Flights of fancy
I’d like to rewind the movie (my movie), back to a time before “walking on the moon”. I attended elementary school in a room filled not by numbers but by grade levels. Five of them. We had one teacher, so a certain level of self-motivation was expected. Of course, small boys can’t focus on arithmetic and phonics for long stretches, so I flew a rocket ship.
A trusted, yellow HB pencil, actually. With what remained of the eraser on one end, and a renewable point on the other. Sure, it served to annotate my academic life, but it also resembled those newfangled rocket ships that were replacing guided missiles, now that the wars had ended.
My flights were limited to the time periods when the teacher was eclipsed by other student heads, and the reach of my arm. Up, down, don’t break the point. In my mind, my rocket could take off and land without damage or parachutes.
Today, by chance, I tuned into a web broadcast of a rocket launch.
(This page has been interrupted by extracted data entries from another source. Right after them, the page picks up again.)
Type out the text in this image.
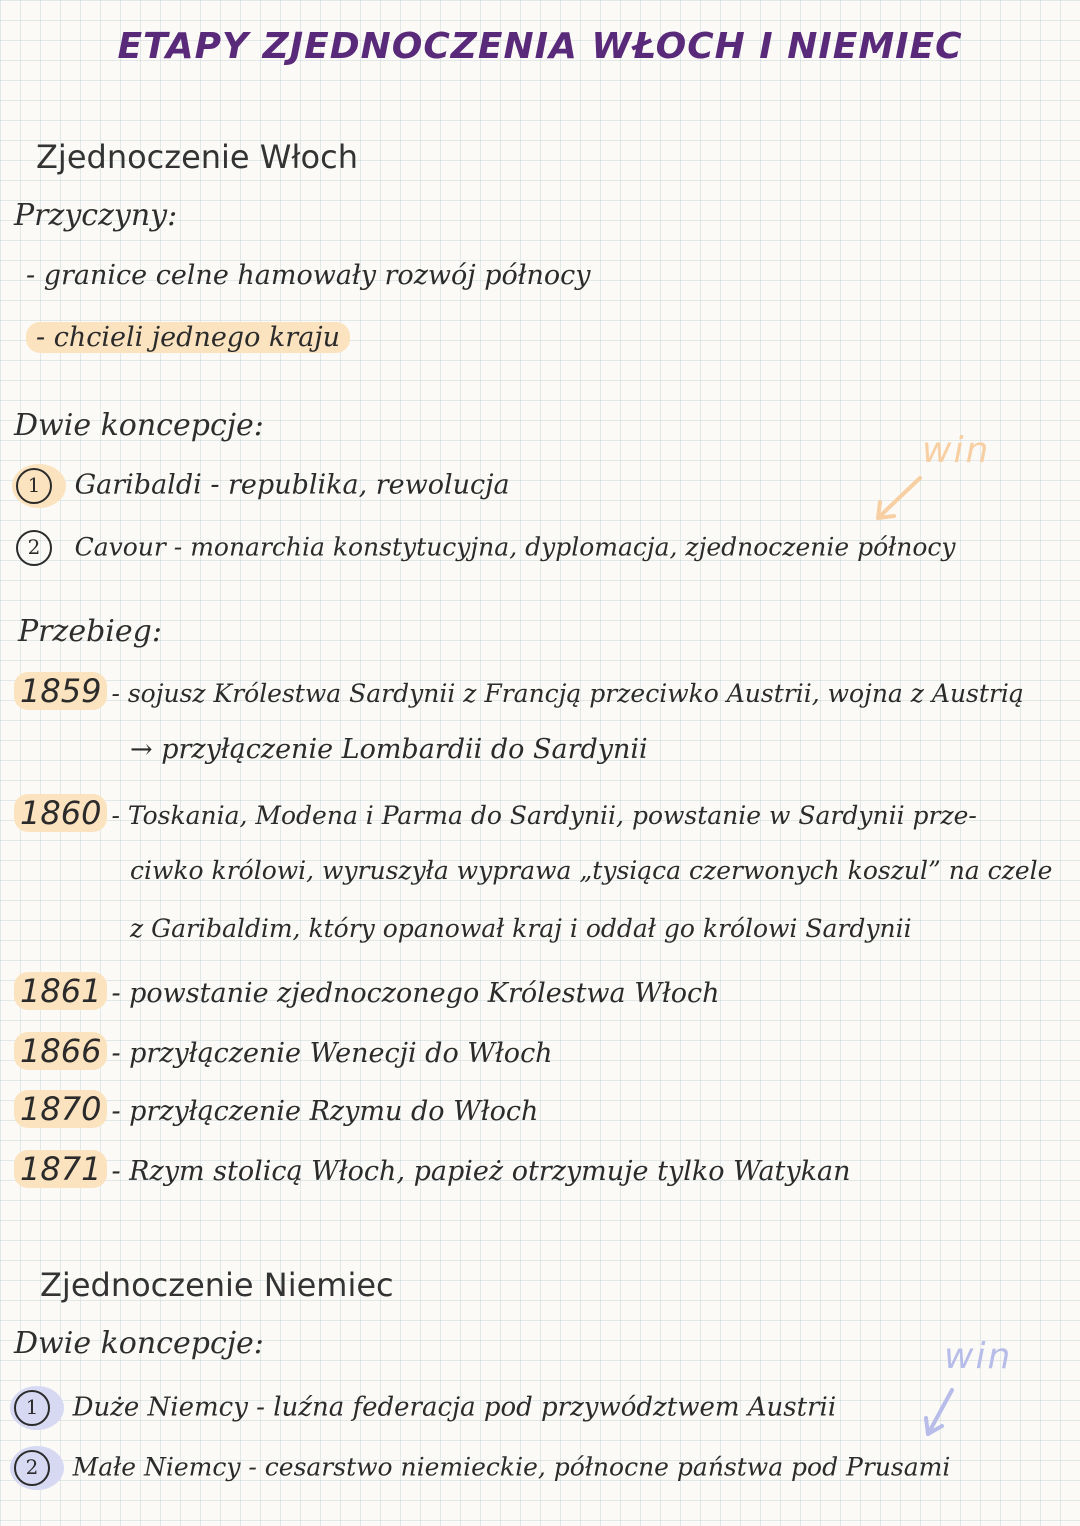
ETAPY ZJEDNOCZENIA WŁOCH I NIEMIEC
Zjednoczenie Włoch
Przyczyny:
- granice celne hamowały rozwój północy
- chcieli jednego kraju
Dwie koncepcje:
1 Garibaldi - republika, rewolucja
2 Cavour - monarchia konstytucyjna, dyplomacja, zjednoczenie północy
Przebieg:
1859 - sojusz Królestwa Sardynii z Francją przeciwko Austrii, wojna z Austrią
→ przyłączenie Lombardii do Sardynii
1860 - Toskania, Modena i Parma do Sardynii, powstanie w Sardynii prze-
ciwko królowi, wyruszyła wyprawa „tysiąca czerwonych koszul” na czele
z Garibaldim, który opanował kraj i oddał go królowi Sardynii
1861 - powstanie zjednoczonego Królestwa Włoch
1866 - przyłączenie Wenecji do Włoch
1870 - przyłączenie Rzymu do Włoch
1871 - Rzym stolicą Włoch, papież otrzymuje tylko Watykan
Zjednoczenie Niemiec
Dwie koncepcje:
1 Duże Niemcy - luźna federacja pod przywództwem Austrii
2 Małe Niemcy - cesarstwo niemieckie, północne państwa pod Prusami
win
win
From Florida, just like in the beginning. The difference is that once the desired altitude was achieved, the rocket returned. Gently. Landing on its tale fins. Just like mine! A fine feat of engineering, setting the “stage” for reusable engines in the future. Just like mine!
I know, there were legions of rocketeers back when the HB fleet was deployed. All across the continent, although I can’t claim to direct witness. But I’m glad that my idea carried the day, and that SpaceX managed to land their version without mishap.